Радищев в русских песнях видит выражение существа на­ционального характера. В немногих, по броских зарисовках Радищев воссоздает русский национальный характер, для кото­рого характерны широта, удаль, порывистость, отвага. В дру­гом своем сочинении — «Сокращенном повествовании о при­обретении Сибири» автор писал: «Твердость в предприятиях, не­утомимость в исполнении суть качества, отличающие народ Рос­сийский... О народ, к величию и славе рожденный, если они (качества эти. — Ю. Б.) обращены в тебе будут на снискание всего того, что сделать может блаженство общественное!»

Еще раз путешественник встречается с песней в конце своего путешествия. У ворот почтовой станции Клин слепой старик пел народную песню о печальной судьбе молодого человека, покинув­шего богатый отчий дом и превратившегося в нищего. Литератур­ный портрет слепого певца — калеки перехожего — дан в не­многих, но точных и выразительных словах: «Сребровидная его глава, замкнутые очи, вид спокойствия в лице его зримаго заставляли взирающих на певца предстоять ему со благоговением». Как бы продолжением характеристики певца служит рассказ о том впечатлении, которое произвело искусство исполнителя ду­ховного стиха на слушателей: «Неискусной хотя напев, но неж-постию изречения сопровождаемый, проницал в сердца его слушателей, лучше природе внемлющих, нежели взрощенные во благогласии уши жителей Москвы и Петербурга внемлют кудря­вому напеву Габриели, Маркези или Тоди1. Никто из предстоя­щих не остался без зыбления внутрь глубокаго, когда клинской певец, дошед до разлуки своего ироя, едва прерывающимся еже-мгновенно гласом изрекал свое повествование. Место, на коем были его очи, исполнилося иступающих из чувствительной от бед души слез, и потоки оных пролилися по ланитам воспеваю-щаго. О природа, колико ты властительна! Взирая на плачущаго старца, жены возрыдали; со уст юности отлетела сопутница ея улыбка; на лице отрочества явилась робость, неложный знак болезненнаго, но неизвестнаго чувствования; даже мужествен­ной возраст, к жестокости толико привыкший, вид восприял важности. О природа, — возопил я паки...

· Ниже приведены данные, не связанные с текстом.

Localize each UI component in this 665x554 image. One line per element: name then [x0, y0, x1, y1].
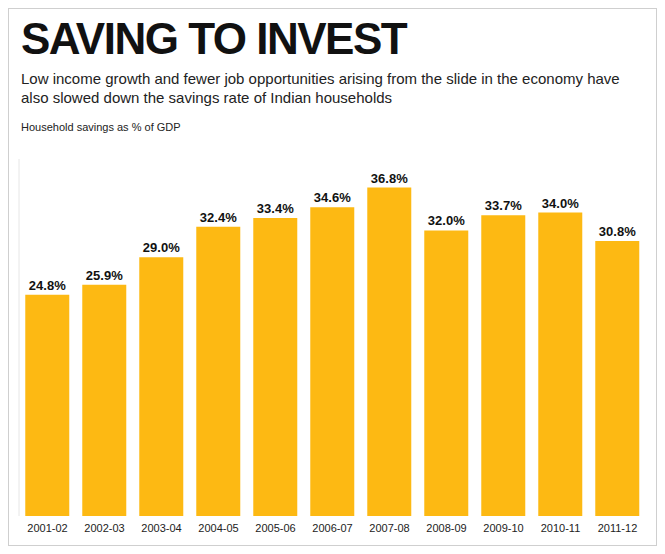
html-text:Household savings as % of GDP: Household savings as % of GDP	[21, 121, 181, 133]
svg-text:2010-11: 2010-11	[541, 522, 581, 534]
html-text:SAVING TO INVEST: SAVING TO INVEST	[21, 14, 407, 63]
svg-text:2007-08: 2007-08	[369, 522, 409, 534]
svg-text:33.7%: 33.7%	[485, 198, 522, 213]
svg-text:34.6%: 34.6%	[314, 190, 351, 205]
svg-text:30.8%: 30.8%	[599, 224, 636, 239]
svg-text:2006-07: 2006-07	[312, 522, 352, 534]
svg-text:2002-03: 2002-03	[84, 522, 124, 534]
svg-text:29.0%: 29.0%	[143, 240, 180, 255]
svg-text:32.0%: 32.0%	[428, 213, 465, 228]
svg-text:34.0%: 34.0%	[542, 196, 579, 211]
svg-text:2005-06: 2005-06	[255, 522, 295, 534]
svg-text:33.4%: 33.4%	[257, 201, 294, 216]
svg-text:2001-02: 2001-02	[27, 522, 67, 534]
svg-text:32.4%: 32.4%	[200, 210, 237, 225]
svg-text:25.9%: 25.9%	[86, 268, 123, 283]
svg-text:2009-10: 2009-10	[483, 522, 523, 534]
svg-text:24.8%: 24.8%	[29, 278, 66, 293]
svg-text:2003-04: 2003-04	[141, 522, 181, 534]
svg-text:2008-09: 2008-09	[426, 522, 466, 534]
html-text:Low income growth and fewer jo: Low income growth and fewer job opportun…	[21, 70, 620, 106]
svg-text:36.8%: 36.8%	[371, 171, 408, 186]
svg-text:2004-05: 2004-05	[198, 522, 238, 534]
svg-text:2011-12: 2011-12	[598, 522, 638, 534]
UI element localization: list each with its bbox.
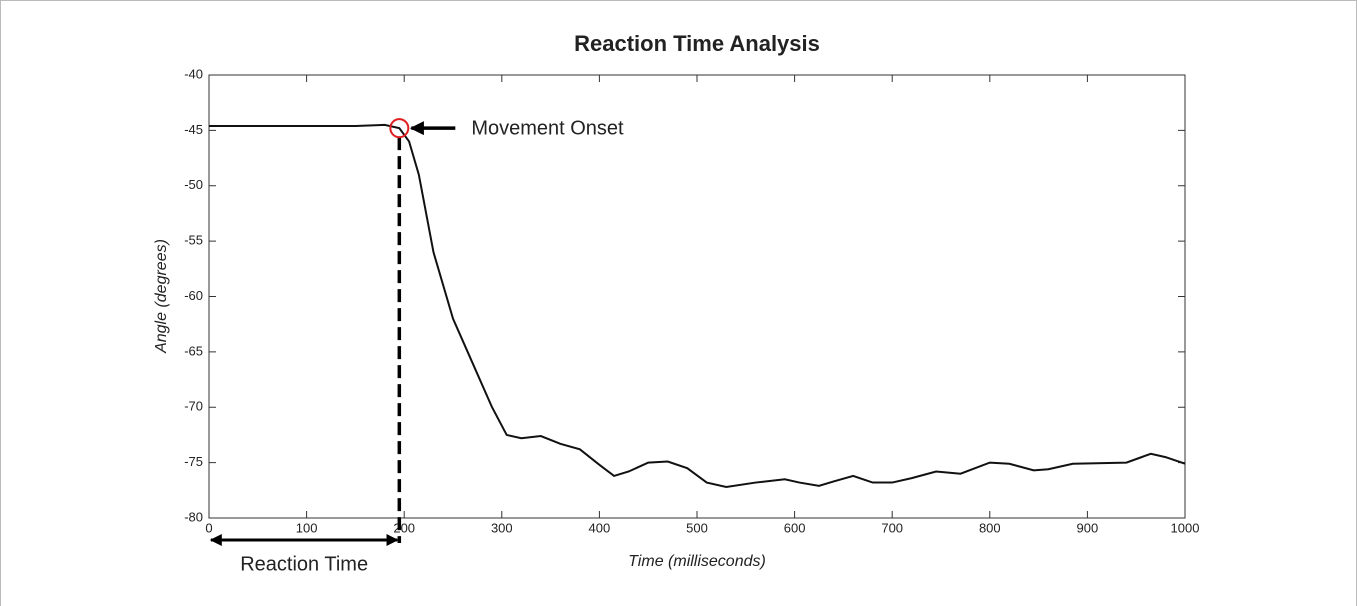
x-axis-label: Time (milliseconds) xyxy=(628,553,766,570)
plot-frame xyxy=(208,74,1186,519)
x-tick-label: 300 xyxy=(491,520,513,535)
onset-marker xyxy=(389,118,410,139)
y-axis-label: Angle (degrees) xyxy=(153,239,170,354)
y-tick-label: -40 xyxy=(184,66,203,81)
y-tick-label: -55 xyxy=(184,233,203,248)
x-tick-label: 400 xyxy=(589,520,611,535)
x-tick-label: 100 xyxy=(296,520,318,535)
x-tick-label: 500 xyxy=(686,520,708,535)
data-line xyxy=(209,123,1186,489)
reaction-time-label: Reaction Time xyxy=(240,553,368,575)
x-tick-label: 600 xyxy=(784,520,806,535)
x-tick-label: 900 xyxy=(1077,520,1099,535)
x-tick-label: 200 xyxy=(393,520,415,535)
y-tick-label: -80 xyxy=(184,509,203,524)
chart-title: Reaction Time Analysis xyxy=(574,31,820,56)
onset-label: Movement Onset xyxy=(471,117,624,139)
x-tick-label: 700 xyxy=(881,520,903,535)
y-tick-label: -65 xyxy=(184,343,203,358)
x-tick-label: 1000 xyxy=(1171,520,1200,535)
y-tick-label: -70 xyxy=(184,399,203,414)
y-tick-label: -50 xyxy=(184,177,203,192)
y-tick-label: -45 xyxy=(184,122,203,137)
y-tick-label: -75 xyxy=(184,454,203,469)
x-tick-label: 0 xyxy=(205,520,212,535)
x-tick-label: 800 xyxy=(979,520,1001,535)
y-tick-label: -60 xyxy=(184,288,203,303)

Сколь сладко неязвительное чувствование скорби! Колико сердце оно обновляет, и оного чувствительность. Я рыдал вслед за ямским собранием, и слезы мои были столь же для меня сла­достны, как исторгнутый из сердца Вертером... О мой друг, мой друг! почто и ты не зрел сея картины, ты бы прослезился со мною, и сладость взаимнаго чувствования была бы гораздо усладитель­нее» («Клин»).

Так Радищев впервые в русской литературе показал высокую очистительную силу русского народного искусства. А. И. Герцен прекрасно понял это, отметив, что в песне автор «Путешествия» нашел своеобразный «ключ к таинствам народа»2.

1 Габриели, Маркези, Тоди — итальянские оперные артисты XVIII в.

2 Герцен А. И. Собр. соч., в 30-ти т. М., 1959, т. 16, с. 67.


Дальнейшая характеристика слепого певца дается через вос­приятие его поступков. После окончания пения старик стал со­бирать подаваемую ему милостыню. Путешественник вложил в дрожащую руку слепца серебряный рубль. Когда тот понял это, он произнес следующие слова: «Почто такая милостыня? ...Почто она немогущему ею пользоваться? Если бы я не лишен был зре­ния, сколь бы велика моя была за него благодарность. Не имея в нем нужды, я мог бы снабдить им неимущаго. Ах! если бы он был у меня после бывшаго здесь пожара, умолк бы хотя на одни сутки вопль алчущих птенцов моего соседа. Но на что он мне теперь? не вижу, куда его и положить; подаст он может быть случай к преступлению. Полушку не много прибыли украсть, но за рублем охотно многие протянут руку. Возьми его назад, доб­рой господин, и ты и я с твоим рублем можем сделать вора...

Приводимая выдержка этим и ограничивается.